Yesterday I puzzled over:
I have found many studies, conducted by businesses, universities, industry associations and the military, that support the basic notion that, for most people, eight hours a day, five days per week, is the best sustainable long-term balance point between output and exhaustion. Throughout the 30s, 40s, and 50s, these studies were apparently conducted by the hundreds. … Somehow, Silicon Valley didn’t get the memo. … Five-day weeks of eight-hour days maximize long-term output in every industry that has been studied over the past century. (more)
The most recent study this cites is from ’80 on construction. But I just dug a bit deeper, found some recent papers, and I can now say that this claim is just wrong, at least for construction.
First, an ’01 review found total product peaking at 60 hours per weak:
Now some claim that added product only comes in the first few weeks of long hours, after which exhaustion sets in. But an ’05 paper looked at 88 long construction projects, many over fifteen weeks duration, and it still found max product at 60 hr/wk.

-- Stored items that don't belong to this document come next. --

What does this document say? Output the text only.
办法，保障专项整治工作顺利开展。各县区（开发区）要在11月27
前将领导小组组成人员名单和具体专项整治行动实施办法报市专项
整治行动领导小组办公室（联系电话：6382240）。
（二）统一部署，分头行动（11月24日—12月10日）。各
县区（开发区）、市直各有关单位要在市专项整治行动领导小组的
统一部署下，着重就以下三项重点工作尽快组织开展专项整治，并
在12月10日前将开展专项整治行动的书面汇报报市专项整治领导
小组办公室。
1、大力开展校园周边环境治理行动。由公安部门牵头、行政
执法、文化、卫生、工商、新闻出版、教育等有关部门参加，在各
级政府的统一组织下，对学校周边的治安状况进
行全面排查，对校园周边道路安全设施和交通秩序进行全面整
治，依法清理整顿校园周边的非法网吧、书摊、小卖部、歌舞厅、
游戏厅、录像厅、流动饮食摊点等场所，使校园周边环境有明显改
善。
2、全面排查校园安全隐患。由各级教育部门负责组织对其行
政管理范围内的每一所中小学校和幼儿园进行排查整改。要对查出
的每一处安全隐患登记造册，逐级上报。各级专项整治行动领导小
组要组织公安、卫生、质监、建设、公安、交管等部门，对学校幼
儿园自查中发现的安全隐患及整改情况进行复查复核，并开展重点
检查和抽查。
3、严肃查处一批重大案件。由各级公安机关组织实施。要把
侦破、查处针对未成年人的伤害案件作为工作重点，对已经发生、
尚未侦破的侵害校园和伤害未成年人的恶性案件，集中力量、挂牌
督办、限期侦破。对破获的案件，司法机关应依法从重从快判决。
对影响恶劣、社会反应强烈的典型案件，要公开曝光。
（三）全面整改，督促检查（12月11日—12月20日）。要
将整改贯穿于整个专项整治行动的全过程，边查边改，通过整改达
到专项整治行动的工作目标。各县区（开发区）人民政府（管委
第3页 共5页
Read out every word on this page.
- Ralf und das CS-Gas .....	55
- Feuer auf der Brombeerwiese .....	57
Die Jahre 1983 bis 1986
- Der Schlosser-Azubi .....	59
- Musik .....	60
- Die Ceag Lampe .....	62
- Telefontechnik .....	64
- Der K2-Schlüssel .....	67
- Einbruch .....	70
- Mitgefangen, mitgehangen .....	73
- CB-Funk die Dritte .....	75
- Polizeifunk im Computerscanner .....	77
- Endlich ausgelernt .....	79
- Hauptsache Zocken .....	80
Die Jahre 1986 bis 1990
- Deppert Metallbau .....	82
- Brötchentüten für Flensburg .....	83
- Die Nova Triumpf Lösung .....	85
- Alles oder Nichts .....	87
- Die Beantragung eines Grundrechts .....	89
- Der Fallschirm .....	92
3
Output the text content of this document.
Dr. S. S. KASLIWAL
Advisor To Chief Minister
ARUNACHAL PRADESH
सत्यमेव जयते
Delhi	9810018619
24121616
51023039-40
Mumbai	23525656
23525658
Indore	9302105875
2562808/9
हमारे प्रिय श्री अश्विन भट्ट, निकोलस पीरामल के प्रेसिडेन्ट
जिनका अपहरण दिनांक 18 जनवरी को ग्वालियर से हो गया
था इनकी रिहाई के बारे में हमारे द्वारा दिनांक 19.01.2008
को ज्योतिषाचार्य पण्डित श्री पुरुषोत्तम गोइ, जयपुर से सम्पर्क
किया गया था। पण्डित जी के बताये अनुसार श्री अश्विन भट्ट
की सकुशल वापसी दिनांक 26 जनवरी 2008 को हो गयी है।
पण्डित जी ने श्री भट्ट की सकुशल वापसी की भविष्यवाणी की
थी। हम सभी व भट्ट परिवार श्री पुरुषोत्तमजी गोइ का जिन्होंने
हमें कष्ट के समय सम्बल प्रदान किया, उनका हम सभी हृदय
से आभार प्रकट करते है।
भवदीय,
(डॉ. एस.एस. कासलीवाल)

Also, an ’11 paper gives an integrated model that explicitly includes exhaustion effects, and it also has max product at 60 hr/wk.
So averaging over many construction projects, and including long-run exhaustion effects, total product tends to be highest at sixty hours of work per week. This leaves plenty of room for higher hours-per-week peaks 1) for especially hardy individuals, and 2) in less physically demanding industries.